We used Bayesian inference (see e.g., [29]) to estimate phylogenetic relationships. The models for nucleotide substitution used in the analyses were selected for each gene individually by applying the Akaike Information Criterion (AIC, Akaike [30]) using the program MrModeltest 2.2 [31] in conjunction with PAUP* [32]. Due to a rather low number of insertions in the non-coding nuclear loci the sequences could easily be aligned by eye. All gaps were treated as missing data in the analyses.

Posterior probabilities of trees and parameters in the substitution models were approximated with MCMC and Metropolis coupling using the program MrBayes 3.1.1 [33]. Analyses were performed for the cytochrome b gene, a concatenated data set of the nuclear loci (GAPDH and ODC), and a concatenated data set of all genes. In the analyses of the concatenated data sets the models selected for the individual gene partitions were used. We used an unconstrained, exponential branch length prior. All chains were run for 25 million generations, with trees sampled every 100 generations. The trees sampled during the burn-in (i.e., before the chain had reached its apparent target distribution) were discarded, and after checking for convergence, final inference was made from the concatenated output from the two runs.
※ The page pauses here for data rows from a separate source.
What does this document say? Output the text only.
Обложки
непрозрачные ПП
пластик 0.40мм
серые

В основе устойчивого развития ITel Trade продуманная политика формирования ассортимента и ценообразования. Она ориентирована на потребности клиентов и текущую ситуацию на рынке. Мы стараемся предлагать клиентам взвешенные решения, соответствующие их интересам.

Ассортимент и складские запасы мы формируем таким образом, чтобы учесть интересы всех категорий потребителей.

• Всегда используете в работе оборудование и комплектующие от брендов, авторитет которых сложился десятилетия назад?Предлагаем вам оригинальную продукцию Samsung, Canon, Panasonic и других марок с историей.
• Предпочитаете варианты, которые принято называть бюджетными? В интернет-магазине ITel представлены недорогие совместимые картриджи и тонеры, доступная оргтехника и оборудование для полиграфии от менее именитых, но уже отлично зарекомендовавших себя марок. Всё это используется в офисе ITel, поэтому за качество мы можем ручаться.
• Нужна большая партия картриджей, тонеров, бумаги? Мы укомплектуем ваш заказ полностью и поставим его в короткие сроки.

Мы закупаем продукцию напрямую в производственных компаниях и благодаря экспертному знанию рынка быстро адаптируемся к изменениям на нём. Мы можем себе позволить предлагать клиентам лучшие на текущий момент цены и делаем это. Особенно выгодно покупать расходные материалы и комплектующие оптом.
Sexual selection has been considered a driving force behind speciation [2225]. By comparing speciation rates between clades with and without sexual selection it could be possible to investigate if sexual selection promotes speciation (e.g., [3436]). The temporal variation in diversification rates is reflected by the variation in branch lengths in a chronogram and can be used to estimate the overall speciation rates as well as relative contribution of extinction [37]. However, this requires taxonomically almost complete chronograms which is still lacking for the core Corvoidea. However, by using the methods described by Magallon and Sanderson [38] it is possible to estimate the diversification rate and the corresponding 95% confidence interval for the entire core Corvoidea, and compare this with the diversification rate of the polygynous birds-of-paradise. As the confidence interval will depend on the relative extinction rate (which is unknown) we calculated confidence intervals for both a high (ε = 0.90), and a zero (ε = 0) relative extinction rate. By using previously published phylogenies and divergence time estimates [3941] it is possible to roughly estimate the divergence rates for Dicruridae and Monarchidae, two bird families closely related to the birds-of-paradise within the core Corvoidea assemblage. As the available divergence time estimates for these groups are based on other calibration points that suggest slightly different ages on comparable nodes, or only show relative age estimates, these estimates have been rescaled to be consistent with our chronogram. The rescaling was done by calculating the relative age between the two families, respectively, and the Corvus node (a node present in all trees) and multiply this age with our age estimate of the corresponding split. We consequently used the method to calculate diversification rates for crown groups [38].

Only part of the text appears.